De fait, 300 milliards d’euros d’épargne européenne sont placés chaque année aux EtatsUnis, une somme à laquelle il faut ajouter, pour faire bonne mesure, les dépenses militaires des Vingt-Sept qui ont quasiment doublé depuis 2022 au profit des entreprises américaines (67 % des achats) et les achats massifs de gaz liquéfié américain destinés à remplacer le gaz russe. Le constat est terrible : c’est l’Europe qui finance à l’insu de son plein gré une bonne partie de la croissance américaine et donc alimente son propre décrochage… Une fois ce constat posé, le remède paraît simple: réorienter le flux d’épargne européen vers les entreprises de l’Union afin de leur offrir d’autres sources de financement que celles des banques qui ont une aversion forte au risque et surtout, en période de crise, ont tendance
à fermer le robinet du crédit. En clair, il faut ouvrir grandes les vannes du financement par les marchés financiers, les «roues de secours» du système bancaire pour reprendre l’expression d’Alan Greenspan, l’ancien président de la Réserve fédérale américaine. Mais voilà : si l’argent file aux Etats-Unis ou en Chine, c’est parce qu’il existe un véritable marché unifié des capitaux alors qu’en Europe, il y a vingt-sept marchés différents. Certes, ils ne sont pas étanches, mais la multiplicité des réglementations, par exemple en matière de droit des faillites, de droit fiscal, de droit hypothécaire (une banque française n’acceptera pas de vous prêter de l’argent même si vous lui présentez une hypothèque sur un bien situé en Belgique), et surtout la fragmentation des «infrastructures de marché» (acheter une action implique des opérations post-marché de compensation, de règlement, de livraison, etc.) rendent les investissements très complexes en Europe, d’où la préférence des acteurs de marché pour les Etats-Unis. Comme le dit Nicolas Veron, chercheur au Peterson Institute de Washington,
«il n’y a pas d’impossibilité d’investir en Europe, mais un système vicieux de petits obstacles qui découragent de le faire».

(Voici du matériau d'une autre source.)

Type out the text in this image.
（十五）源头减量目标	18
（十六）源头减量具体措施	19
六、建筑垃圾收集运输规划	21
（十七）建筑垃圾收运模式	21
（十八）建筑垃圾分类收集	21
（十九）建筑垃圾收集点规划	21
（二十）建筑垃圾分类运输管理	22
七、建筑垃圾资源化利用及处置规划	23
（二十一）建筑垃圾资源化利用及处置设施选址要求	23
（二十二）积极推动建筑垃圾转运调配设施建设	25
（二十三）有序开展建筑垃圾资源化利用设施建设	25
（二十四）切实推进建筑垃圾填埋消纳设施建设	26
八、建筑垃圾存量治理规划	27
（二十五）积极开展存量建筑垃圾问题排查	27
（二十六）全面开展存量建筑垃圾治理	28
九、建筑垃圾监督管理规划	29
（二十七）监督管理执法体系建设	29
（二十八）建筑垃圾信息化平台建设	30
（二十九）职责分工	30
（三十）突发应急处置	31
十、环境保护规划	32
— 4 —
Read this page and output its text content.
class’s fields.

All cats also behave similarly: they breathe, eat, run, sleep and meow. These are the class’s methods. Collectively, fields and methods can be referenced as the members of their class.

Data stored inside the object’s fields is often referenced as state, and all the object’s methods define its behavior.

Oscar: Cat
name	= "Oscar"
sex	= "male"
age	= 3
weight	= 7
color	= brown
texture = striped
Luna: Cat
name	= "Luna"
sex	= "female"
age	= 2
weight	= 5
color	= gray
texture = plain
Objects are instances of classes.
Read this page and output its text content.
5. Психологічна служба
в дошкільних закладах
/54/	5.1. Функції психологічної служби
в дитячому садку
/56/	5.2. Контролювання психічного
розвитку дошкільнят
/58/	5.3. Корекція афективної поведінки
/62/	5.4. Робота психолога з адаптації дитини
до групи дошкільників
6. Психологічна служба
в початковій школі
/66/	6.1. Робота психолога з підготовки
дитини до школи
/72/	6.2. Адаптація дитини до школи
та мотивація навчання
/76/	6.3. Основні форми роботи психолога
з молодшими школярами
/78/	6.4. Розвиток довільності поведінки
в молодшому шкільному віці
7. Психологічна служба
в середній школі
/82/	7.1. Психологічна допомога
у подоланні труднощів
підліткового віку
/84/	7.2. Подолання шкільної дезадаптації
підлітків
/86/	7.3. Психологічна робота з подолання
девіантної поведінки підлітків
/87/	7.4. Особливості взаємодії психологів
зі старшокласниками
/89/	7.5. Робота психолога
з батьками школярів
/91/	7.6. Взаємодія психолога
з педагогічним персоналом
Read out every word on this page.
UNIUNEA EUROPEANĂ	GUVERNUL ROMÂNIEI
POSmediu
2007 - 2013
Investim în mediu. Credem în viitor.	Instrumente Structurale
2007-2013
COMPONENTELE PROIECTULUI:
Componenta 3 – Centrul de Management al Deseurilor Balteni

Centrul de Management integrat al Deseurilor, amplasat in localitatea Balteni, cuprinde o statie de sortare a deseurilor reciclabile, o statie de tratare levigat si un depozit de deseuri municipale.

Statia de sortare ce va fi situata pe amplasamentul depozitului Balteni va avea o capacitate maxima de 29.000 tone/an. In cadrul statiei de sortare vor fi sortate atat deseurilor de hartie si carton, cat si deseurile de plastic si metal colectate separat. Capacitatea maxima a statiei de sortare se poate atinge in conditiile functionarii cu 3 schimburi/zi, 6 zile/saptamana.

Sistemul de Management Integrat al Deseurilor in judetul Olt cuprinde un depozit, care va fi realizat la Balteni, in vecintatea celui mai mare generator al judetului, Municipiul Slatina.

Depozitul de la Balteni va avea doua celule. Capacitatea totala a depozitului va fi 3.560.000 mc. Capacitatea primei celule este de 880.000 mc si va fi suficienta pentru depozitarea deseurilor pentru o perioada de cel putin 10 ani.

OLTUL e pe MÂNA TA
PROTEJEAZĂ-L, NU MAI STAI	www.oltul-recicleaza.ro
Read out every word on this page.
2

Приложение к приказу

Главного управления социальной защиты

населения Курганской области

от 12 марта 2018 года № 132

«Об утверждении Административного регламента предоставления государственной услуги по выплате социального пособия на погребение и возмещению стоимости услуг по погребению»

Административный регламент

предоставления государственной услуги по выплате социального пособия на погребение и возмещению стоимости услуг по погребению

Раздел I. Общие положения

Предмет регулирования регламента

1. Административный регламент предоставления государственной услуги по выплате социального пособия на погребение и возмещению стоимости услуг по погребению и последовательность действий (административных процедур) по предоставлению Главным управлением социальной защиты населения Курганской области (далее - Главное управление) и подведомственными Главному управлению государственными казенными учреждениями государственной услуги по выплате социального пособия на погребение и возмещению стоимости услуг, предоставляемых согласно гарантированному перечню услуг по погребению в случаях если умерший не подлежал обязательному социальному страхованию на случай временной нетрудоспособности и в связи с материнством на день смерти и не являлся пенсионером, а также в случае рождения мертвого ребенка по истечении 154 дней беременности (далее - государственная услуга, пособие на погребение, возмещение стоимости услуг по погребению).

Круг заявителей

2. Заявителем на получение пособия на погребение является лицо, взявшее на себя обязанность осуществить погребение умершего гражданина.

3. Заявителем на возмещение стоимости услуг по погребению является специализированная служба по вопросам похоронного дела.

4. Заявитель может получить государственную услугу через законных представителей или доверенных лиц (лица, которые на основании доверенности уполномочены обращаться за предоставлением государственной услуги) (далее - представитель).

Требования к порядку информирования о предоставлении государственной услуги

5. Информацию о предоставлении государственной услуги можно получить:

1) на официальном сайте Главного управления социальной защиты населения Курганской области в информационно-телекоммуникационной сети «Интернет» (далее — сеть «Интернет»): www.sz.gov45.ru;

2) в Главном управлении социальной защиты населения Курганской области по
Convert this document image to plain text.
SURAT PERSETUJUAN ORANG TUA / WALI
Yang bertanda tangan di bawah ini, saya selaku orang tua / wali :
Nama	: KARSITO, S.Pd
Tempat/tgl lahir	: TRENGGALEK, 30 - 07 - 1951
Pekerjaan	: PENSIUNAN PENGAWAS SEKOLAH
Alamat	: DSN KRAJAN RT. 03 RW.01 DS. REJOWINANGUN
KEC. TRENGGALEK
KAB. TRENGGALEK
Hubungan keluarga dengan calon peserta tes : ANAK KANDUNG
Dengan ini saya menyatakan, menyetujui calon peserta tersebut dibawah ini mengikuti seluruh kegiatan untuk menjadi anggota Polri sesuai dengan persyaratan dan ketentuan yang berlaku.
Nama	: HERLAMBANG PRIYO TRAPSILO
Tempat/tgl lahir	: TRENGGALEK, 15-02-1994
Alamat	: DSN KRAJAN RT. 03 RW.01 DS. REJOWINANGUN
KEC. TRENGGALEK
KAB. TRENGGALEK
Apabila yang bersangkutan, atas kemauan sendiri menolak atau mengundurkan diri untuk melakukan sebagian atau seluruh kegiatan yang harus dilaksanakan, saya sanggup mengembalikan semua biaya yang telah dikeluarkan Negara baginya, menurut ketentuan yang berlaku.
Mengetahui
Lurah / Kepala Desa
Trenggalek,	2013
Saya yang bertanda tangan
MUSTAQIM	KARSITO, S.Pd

D’où l’idée de réaliser une «Union des marchés de capitaux», lancée en juillet 2014, au sortir de la douloureuse crise de la zone euro,
par Jean-Claude Juncker, l’ancien président de la Commission européenne. Or, dix ans après, c’est l’échec, chaque Etat ayant défendu sa part de gâteau (par exemple la Belgique et le Luxembourg avec Euroclear et Clearstream) et refusé toute supervision via l’Autorité européenne des marchés financiers (AEMF) sise à Paris qui surveille essentiellement les agences de notation, car cela impliquerait des abandons de souveraineté.
«cathédrale nouvelle»
Il reste donc à voir si la décision prise jeudi par les Vingt-Sept de construire cette «cathédrale nouvelle», selon l’expression d’Emmanuel Macron, sera suivie d’effets concrets. Une AEMF rénovée et indépendante des Etats pourrait notamment lever les obstacles existant sans avoir à unifier l’ensemble des législations, sauf dans quelques domaines. Le précédent de l’Union bancaire, une création inimaginable avant 2012, pourra servir d’exemple : tout le monde a gagné à cette centralisation du contrôle qui a permis de renforcer le système bancaire de l’UE. Nul doute que le prochain exécutif européen issu des élections du mois de juin sera une «Commission économique» et plus seulement «géopolitique», le mantra d’Ursula von der Leyen, la présidente sortante, comme l’a prédit Charles Michel. Après tout, l’un ne va pas sans l’autre.